From John Paul Jones to the Gulf of America: Trump’s Pier-Side Naval Academy Spectacle
A 250th-anniversary celebration at Norfolk turned campaign rally, complete with imaginary victories, renamed oceans, and the shadow hand of Stephen Miller
Trump’s Navy birthday party was supposed to be a sober celebration of 250 years at sea; instead, it sailed straight into Trump Harbor, where every ship is named after him and the tide only goes one way. The afternoon opened with the usual stadium soundtrack, patriotic bangers, a PA system allergic to silence, and Melania reading a polished tribute to sailors’ skill and sacrifice. Then the main act arrived to Lee Greenwood like a professional wrestler entering the ring, and any lingering hope of a conventional ceremony slipped overboard without a life vest.
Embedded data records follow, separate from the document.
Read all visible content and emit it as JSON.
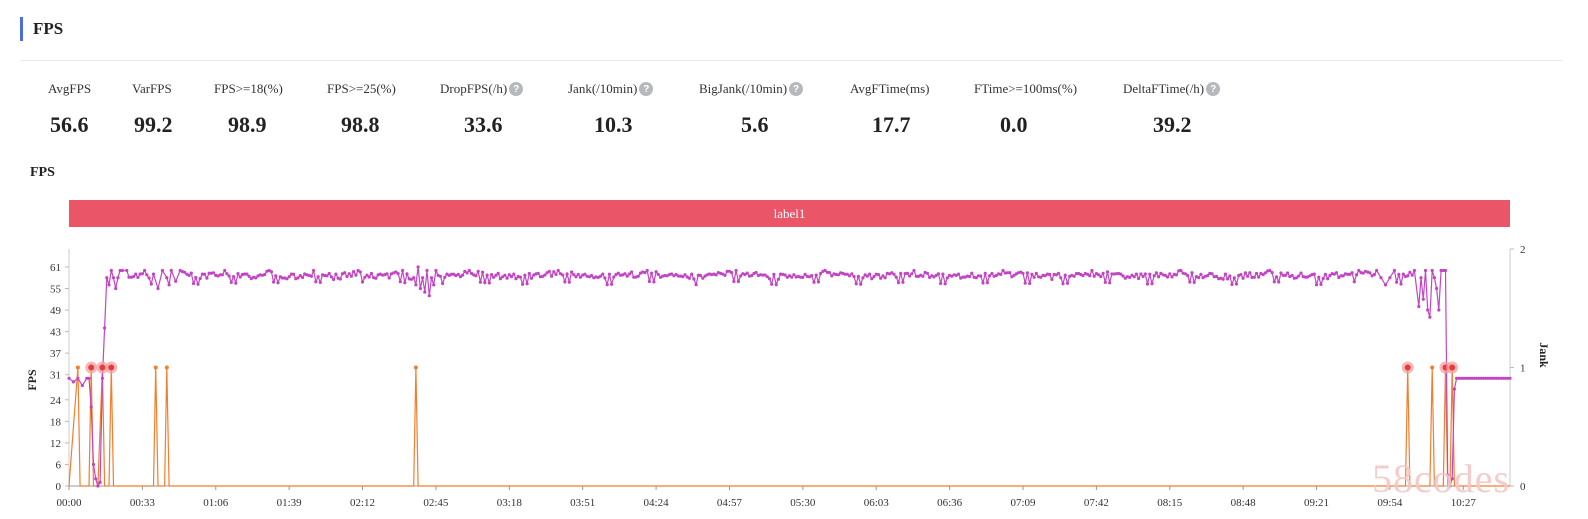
{
  "section": {
    "title": "FPS"
  },
  "metrics": [
    {
      "label": "AvgFPS",
      "value": "56.6",
      "help": false
    },
    {
      "label": "VarFPS",
      "value": "99.2",
      "help": false
    },
    {
      "label": "FPS>=18(%)",
      "value": "98.9",
      "help": false
    },
    {
      "label": "FPS>=25(%)",
      "value": "98.8",
      "help": false
    },
    {
      "label": "DropFPS(/h)",
      "value": "33.6",
      "help": true
    },
    {
      "label": "Jank(/10min)",
      "value": "10.3",
      "help": true
    },
    {
      "label": "BigJank(/10min)",
      "value": "5.6",
      "help": true
    },
    {
      "label": "AvgFTime(ms)",
      "value": "17.7",
      "help": false
    },
    {
      "label": "FTime>=100ms(%)",
      "value": "0.0",
      "help": false
    },
    {
      "label": "DeltaFTime(/h)",
      "value": "39.2",
      "help": true
    }
  ],
  "watermark": "58codes",
  "chart_data": {
    "type": "line",
    "title": "FPS",
    "band_label": "label1",
    "ylabel": "FPS",
    "y2label": "Jank",
    "ylim": [
      0,
      66
    ],
    "y2lim": [
      0,
      2
    ],
    "yticks": [
      "0",
      "6",
      "12",
      "18",
      "24",
      "31",
      "37",
      "43",
      "49",
      "55",
      "61"
    ],
    "y2ticks": [
      "0",
      "1",
      "2"
    ],
    "xlim_seconds": [
      0,
      648
    ],
    "xticks": [
      "00:00",
      "00:33",
      "01:06",
      "01:39",
      "02:12",
      "02:45",
      "03:18",
      "03:51",
      "04:24",
      "04:57",
      "05:30",
      "06:03",
      "06:36",
      "07:09",
      "07:42",
      "08:15",
      "08:48",
      "09:21",
      "09:54",
      "10:27"
    ],
    "colors": {
      "fps": "#c246c4",
      "jank": "#f07f2f",
      "bigjank_marker": "#e83b3b",
      "band": "#ea5568"
    },
    "series": [
      {
        "name": "FPS",
        "axis": "left",
        "points": [
          [
            0,
            30
          ],
          [
            2,
            29
          ],
          [
            4,
            30
          ],
          [
            6,
            28
          ],
          [
            8,
            30
          ],
          [
            9,
            30
          ],
          [
            10,
            22
          ],
          [
            11,
            6
          ],
          [
            12,
            2
          ],
          [
            13,
            0
          ],
          [
            14,
            1
          ],
          [
            15,
            30
          ],
          [
            16,
            44
          ],
          [
            17,
            58
          ],
          [
            18,
            56
          ],
          [
            19,
            60
          ],
          [
            20,
            58
          ],
          [
            21,
            55
          ],
          [
            22,
            58
          ],
          [
            23,
            60
          ],
          [
            24,
            60
          ],
          [
            26,
            60
          ],
          [
            30,
            59
          ],
          [
            34,
            60
          ],
          [
            38,
            59
          ],
          [
            40,
            55
          ],
          [
            42,
            60
          ],
          [
            44,
            58
          ],
          [
            45,
            56
          ],
          [
            46,
            60
          ],
          [
            48,
            57
          ],
          [
            50,
            60
          ],
          [
            60,
            59
          ],
          [
            70,
            60
          ],
          [
            80,
            59
          ],
          [
            90,
            60
          ],
          [
            100,
            59
          ],
          [
            110,
            60
          ],
          [
            120,
            59
          ],
          [
            130,
            60
          ],
          [
            140,
            59
          ],
          [
            150,
            60
          ],
          [
            155,
            58
          ],
          [
            156,
            56
          ],
          [
            157,
            61
          ],
          [
            158,
            55
          ],
          [
            159,
            58
          ],
          [
            160,
            54
          ],
          [
            161,
            60
          ],
          [
            162,
            53
          ],
          [
            163,
            58
          ],
          [
            164,
            56
          ],
          [
            165,
            60
          ],
          [
            170,
            59
          ],
          [
            180,
            60
          ],
          [
            200,
            59
          ],
          [
            220,
            60
          ],
          [
            240,
            59
          ],
          [
            260,
            60
          ],
          [
            280,
            59
          ],
          [
            300,
            60
          ],
          [
            320,
            59
          ],
          [
            340,
            60
          ],
          [
            360,
            59
          ],
          [
            380,
            60
          ],
          [
            400,
            59
          ],
          [
            420,
            60
          ],
          [
            440,
            59
          ],
          [
            460,
            60
          ],
          [
            480,
            59
          ],
          [
            500,
            60
          ],
          [
            520,
            59
          ],
          [
            540,
            60
          ],
          [
            560,
            59
          ],
          [
            580,
            60
          ],
          [
            588,
            60
          ],
          [
            590,
            58
          ],
          [
            592,
            56
          ],
          [
            594,
            58
          ],
          [
            596,
            60
          ],
          [
            600,
            59
          ],
          [
            605,
            60
          ],
          [
            607,
            50
          ],
          [
            608,
            58
          ],
          [
            609,
            52
          ],
          [
            610,
            60
          ],
          [
            611,
            49
          ],
          [
            612,
            47
          ],
          [
            613,
            60
          ],
          [
            614,
            58
          ],
          [
            615,
            55
          ],
          [
            616,
            49
          ],
          [
            617,
            60
          ],
          [
            618,
            60
          ],
          [
            619,
            60
          ],
          [
            620,
            3
          ],
          [
            621,
            0
          ],
          [
            622,
            2
          ],
          [
            623,
            27
          ],
          [
            624,
            30
          ],
          [
            630,
            30
          ],
          [
            640,
            30
          ],
          [
            648,
            30
          ]
        ]
      },
      {
        "name": "Jank",
        "axis": "right",
        "points": [
          [
            0,
            0
          ],
          [
            4,
            1
          ],
          [
            5,
            0
          ],
          [
            9,
            0
          ],
          [
            10,
            1
          ],
          [
            11,
            0
          ],
          [
            13,
            0
          ],
          [
            15,
            1
          ],
          [
            16,
            0
          ],
          [
            18,
            0
          ],
          [
            19,
            1
          ],
          [
            20,
            0
          ],
          [
            38,
            0
          ],
          [
            39,
            1
          ],
          [
            40,
            0
          ],
          [
            43,
            0
          ],
          [
            44,
            1
          ],
          [
            45,
            0
          ],
          [
            155,
            0
          ],
          [
            156,
            1
          ],
          [
            157,
            0
          ],
          [
            601,
            0
          ],
          [
            602,
            1
          ],
          [
            603,
            0
          ],
          [
            612,
            0
          ],
          [
            613,
            1
          ],
          [
            614,
            0
          ],
          [
            618,
            0
          ],
          [
            619,
            1
          ],
          [
            620,
            0
          ],
          [
            621,
            0
          ],
          [
            622,
            1
          ],
          [
            623,
            0
          ],
          [
            648,
            0
          ]
        ]
      }
    ],
    "bigjank_markers": [
      [
        10,
        1
      ],
      [
        15,
        1
      ],
      [
        19,
        1
      ],
      [
        602,
        1
      ],
      [
        619,
        1
      ],
      [
        622,
        1
      ]
    ]
  }
}
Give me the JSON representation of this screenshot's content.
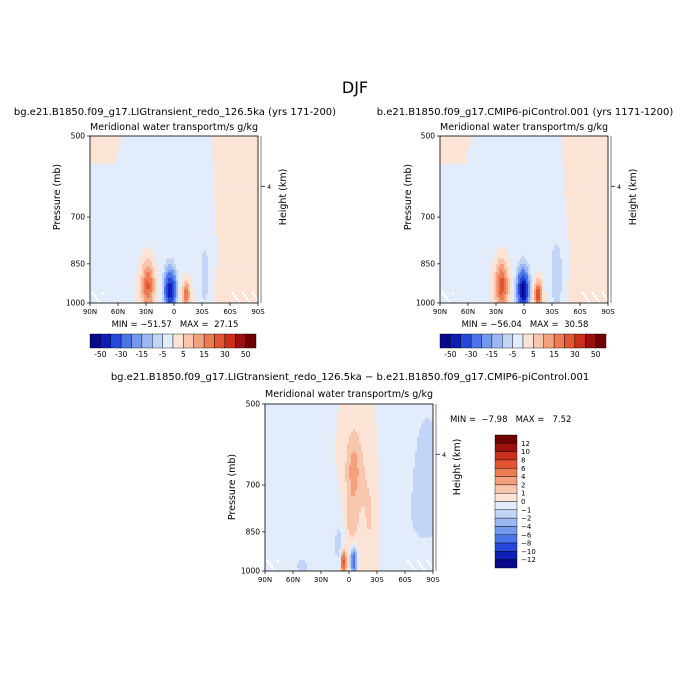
{
  "page": {
    "season": "DJF",
    "diff_title": "bg.e21.B1850.f09_g17.LIGtransient_redo_126.5ka − b.e21.B1850.f09_g17.CMIP6-piControl.001"
  },
  "chart_data": [
    {
      "type": "heatmap",
      "id": "left",
      "run_title": "bg.e21.B1850.f09_g17.LIGtransient_redo_126.5ka (yrs 171-200)",
      "title": "Meridional water transport",
      "units": "m/s g/kg",
      "xlabel": "",
      "ylabel": "Pressure (mb)",
      "ylabel_right": "Height (km)",
      "x_ticks": [
        "90N",
        "60N",
        "30N",
        "0",
        "30S",
        "60S",
        "90S"
      ],
      "y_ticks": [
        "500",
        "700",
        "850",
        "1000"
      ],
      "right_ticks": [
        "4"
      ],
      "ylim": [
        1000,
        500
      ],
      "stats": "MIN = −51.57   MAX =  27.15",
      "min": -51.57,
      "max": 27.15,
      "levels": [
        "-50",
        "-30",
        "-15",
        "-5",
        "5",
        "15",
        "30",
        "50"
      ],
      "colorbar": [
        "#08088a",
        "#0f1fb6",
        "#2548d8",
        "#4a75e8",
        "#7399ee",
        "#9cb8f2",
        "#c3d5f6",
        "#e2ecfa",
        "#fbe4d6",
        "#f8c6ac",
        "#f4a07e",
        "#ee7a54",
        "#e25432",
        "#c8301c",
        "#9c1010",
        "#6e0000"
      ],
      "features": [
        {
          "lat": -80,
          "p": 620,
          "v": 2,
          "sx": 50,
          "sp": 250
        },
        {
          "lat": 10,
          "p": 660,
          "v": -3,
          "sx": 55,
          "sp": 250
        },
        {
          "lat": 28,
          "p": 930,
          "v": 22,
          "sx": 7,
          "sp": 90
        },
        {
          "lat": 4,
          "p": 950,
          "v": -48,
          "sx": 6,
          "sp": 75
        },
        {
          "lat": -13,
          "p": 965,
          "v": 20,
          "sx": 4,
          "sp": 50
        },
        {
          "lat": -33,
          "p": 900,
          "v": -7,
          "sx": 6,
          "sp": 140
        },
        {
          "lat": -50,
          "p": 960,
          "v": 3,
          "sx": 5,
          "sp": 60
        }
      ]
    },
    {
      "type": "heatmap",
      "id": "right",
      "run_title": "b.e21.B1850.f09_g17.CMIP6-piControl.001 (yrs 1171-1200)",
      "title": "Meridional water transport",
      "units": "m/s g/kg",
      "xlabel": "",
      "ylabel": "Pressure (mb)",
      "ylabel_right": "Height (km)",
      "x_ticks": [
        "90N",
        "60N",
        "30N",
        "0",
        "30S",
        "60S",
        "90S"
      ],
      "y_ticks": [
        "500",
        "700",
        "850",
        "1000"
      ],
      "right_ticks": [
        "4"
      ],
      "ylim": [
        1000,
        500
      ],
      "stats": "MIN = −56.04   MAX =  30.58",
      "min": -56.04,
      "max": 30.58,
      "levels": [
        "-50",
        "-30",
        "-15",
        "-5",
        "5",
        "15",
        "30",
        "50"
      ],
      "colorbar": [
        "#08088a",
        "#0f1fb6",
        "#2548d8",
        "#4a75e8",
        "#7399ee",
        "#9cb8f2",
        "#c3d5f6",
        "#e2ecfa",
        "#fbe4d6",
        "#f8c6ac",
        "#f4a07e",
        "#ee7a54",
        "#e25432",
        "#c8301c",
        "#9c1010",
        "#6e0000"
      ],
      "features": [
        {
          "lat": -80,
          "p": 620,
          "v": 2,
          "sx": 50,
          "sp": 250
        },
        {
          "lat": 10,
          "p": 660,
          "v": -3,
          "sx": 55,
          "sp": 250
        },
        {
          "lat": 24,
          "p": 930,
          "v": 24,
          "sx": 7,
          "sp": 90
        },
        {
          "lat": 1,
          "p": 950,
          "v": -54,
          "sx": 6,
          "sp": 75
        },
        {
          "lat": -15,
          "p": 965,
          "v": 28,
          "sx": 4,
          "sp": 50
        },
        {
          "lat": -35,
          "p": 900,
          "v": -9,
          "sx": 7,
          "sp": 140
        },
        {
          "lat": -55,
          "p": 960,
          "v": 3,
          "sx": 5,
          "sp": 60
        }
      ]
    },
    {
      "type": "heatmap",
      "id": "diff",
      "title": "Meridional water transport",
      "units": "m/s g/kg",
      "xlabel": "",
      "ylabel": "Pressure (mb)",
      "ylabel_right": "Height (km)",
      "x_ticks": [
        "90N",
        "60N",
        "30N",
        "0",
        "30S",
        "60S",
        "90S"
      ],
      "y_ticks": [
        "500",
        "700",
        "850",
        "1000"
      ],
      "right_ticks": [
        "4"
      ],
      "ylim": [
        1000,
        500
      ],
      "stats": "MIN =  −7.98   MAX =   7.52",
      "min": -7.98,
      "max": 7.52,
      "levels": [
        "12",
        "10",
        "8",
        "6",
        "4",
        "2",
        "1",
        "0",
        "−1",
        "−2",
        "−4",
        "−6",
        "−8",
        "−10",
        "−12"
      ],
      "colorbar": [
        "#6e0000",
        "#9c1010",
        "#c8301c",
        "#e25432",
        "#ee7a54",
        "#f4a07e",
        "#f8c6ac",
        "#fbe4d6",
        "#e2ecfa",
        "#c3d5f6",
        "#9cb8f2",
        "#7399ee",
        "#4a75e8",
        "#2548d8",
        "#0f1fb6",
        "#08088a"
      ],
      "features": [
        {
          "lat": -80,
          "p": 700,
          "v": -1.4,
          "sx": 45,
          "sp": 300
        },
        {
          "lat": -5,
          "p": 660,
          "v": 2.5,
          "sx": 9,
          "sp": 110
        },
        {
          "lat": -2,
          "p": 820,
          "v": 1.6,
          "sx": 8,
          "sp": 80
        },
        {
          "lat": 10,
          "p": 900,
          "v": -1.4,
          "sx": 8,
          "sp": 120
        },
        {
          "lat": 6,
          "p": 965,
          "v": 7.5,
          "sx": 3,
          "sp": 45
        },
        {
          "lat": -5,
          "p": 960,
          "v": -8,
          "sx": 3,
          "sp": 45
        },
        {
          "lat": -22,
          "p": 780,
          "v": 1.3,
          "sx": 10,
          "sp": 220
        },
        {
          "lat": -55,
          "p": 620,
          "v": 0.8,
          "sx": 15,
          "sp": 180
        },
        {
          "lat": 50,
          "p": 980,
          "v": -1.5,
          "sx": 8,
          "sp": 40
        }
      ]
    }
  ]
}
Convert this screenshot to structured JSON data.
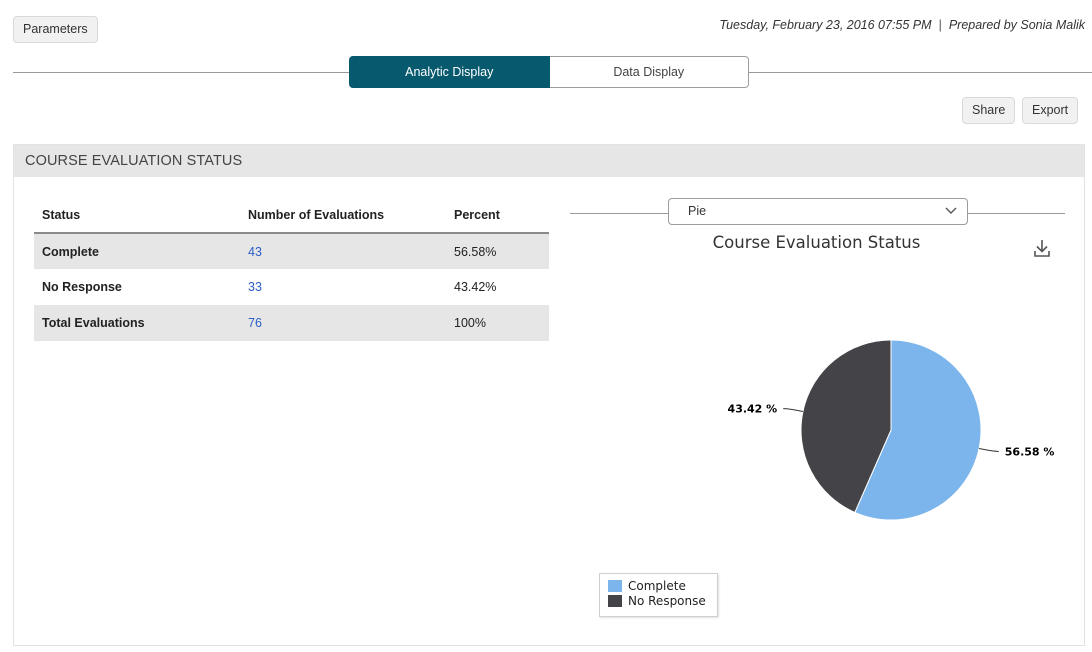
{
  "header": {
    "parameters_label": "Parameters",
    "datetime": "Tuesday, February 23, 2016 07:55 PM",
    "separator": "|",
    "prepared_by": "Prepared by Sonia Malik"
  },
  "tabs": [
    {
      "label": "Analytic Display",
      "active": true
    },
    {
      "label": "Data Display",
      "active": false
    }
  ],
  "toolbar": {
    "share_label": "Share",
    "export_label": "Export"
  },
  "panel": {
    "title": "COURSE EVALUATION STATUS",
    "table": {
      "columns": [
        "Status",
        "Number of Evaluations",
        "Percent"
      ],
      "rows": [
        {
          "status": "Complete",
          "count": "43",
          "percent": "56.58%"
        },
        {
          "status": "No Response",
          "count": "33",
          "percent": "43.42%"
        },
        {
          "status": "Total Evaluations",
          "count": "76",
          "percent": "100%"
        }
      ]
    },
    "chart_type_select": {
      "value": "Pie"
    }
  },
  "colors": {
    "complete": "#7cb5ec",
    "no_response": "#434348",
    "accent": "#075a6e",
    "link": "#2b5fc9"
  },
  "icons": {
    "download": "download-icon",
    "dropdown": "chevron-down-icon"
  },
  "chart_data": {
    "type": "pie",
    "title": "Course Evaluation Status",
    "slices": [
      {
        "name": "Complete",
        "value": 56.58,
        "label": "56.58 %",
        "color": "#7cb5ec"
      },
      {
        "name": "No Response",
        "value": 43.42,
        "label": "43.42 %",
        "color": "#434348"
      }
    ],
    "legend": {
      "placement": "bottom-left",
      "items": [
        "Complete",
        "No Response"
      ]
    }
  }
}
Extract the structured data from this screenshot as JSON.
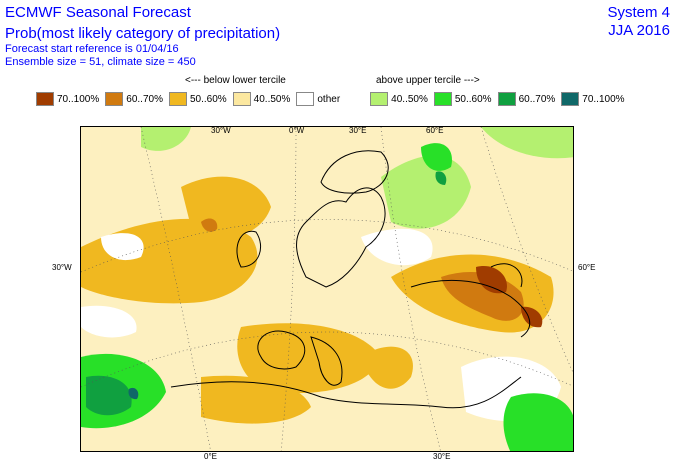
{
  "header": {
    "title": "ECMWF Seasonal Forecast",
    "subtitle": "Prob(most likely category of precipitation)",
    "start_ref": "Forecast start reference is 01/04/16",
    "ensemble": "Ensemble size = 51, climate size = 450",
    "system": "System 4",
    "season": "JJA 2016"
  },
  "legend": {
    "below_label": "<--- below lower tercile",
    "above_label": "above upper tercile --->",
    "items": [
      {
        "label": "70..100%",
        "color": "#a03c00"
      },
      {
        "label": "60..70%",
        "color": "#d07a10"
      },
      {
        "label": "50..60%",
        "color": "#f0b820"
      },
      {
        "label": "40..50%",
        "color": "#fce8a0"
      },
      {
        "label": "other",
        "color": "#ffffff"
      },
      {
        "label": "40..50%",
        "color": "#b4f070"
      },
      {
        "label": "50..60%",
        "color": "#28e028"
      },
      {
        "label": "60..70%",
        "color": "#10a040"
      },
      {
        "label": "70..100%",
        "color": "#106868"
      }
    ]
  },
  "map": {
    "lon_labels_top": [
      "30°W",
      "0°W",
      "30°E",
      "60°E"
    ],
    "lon_labels_bottom": [
      "0°E",
      "30°E"
    ],
    "lat_label_left": "30°W",
    "lat_label_right": "60°E"
  }
}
He began as presidents often do, thanking sailors, invoking John Paul Jones, “Don’t give up the ship,” D-Day, Iwo Jima, dutifully working through the set list of naval legend, before immediately swerving into the part where the Navy’s greatest triumphs share top billing with… Donald J. Trump. The carriers around us, he assured the crowd, were “a combined 150,000 tons of pure American naval supremacy and two colossal reasons why no one should ever want to start a fight with the USA.” Fair enough, though within moments he was back to the soliloquy of Trump himself. “We’re putting out a lot of fights, though. Do you see that? We’re going to be close to number eight,” he said, like a man tallying up rounds of golf instead of wars. “We have another one that’s taken 3,000 years, and we’re pretty close, but I don’t want to talk about it until it’s done.” No citation, but plenty of confidence, as though the Navy’s 250th anniversary wasn’t about the fleet at all but about Trump single-handedly solving conflicts older than recorded history.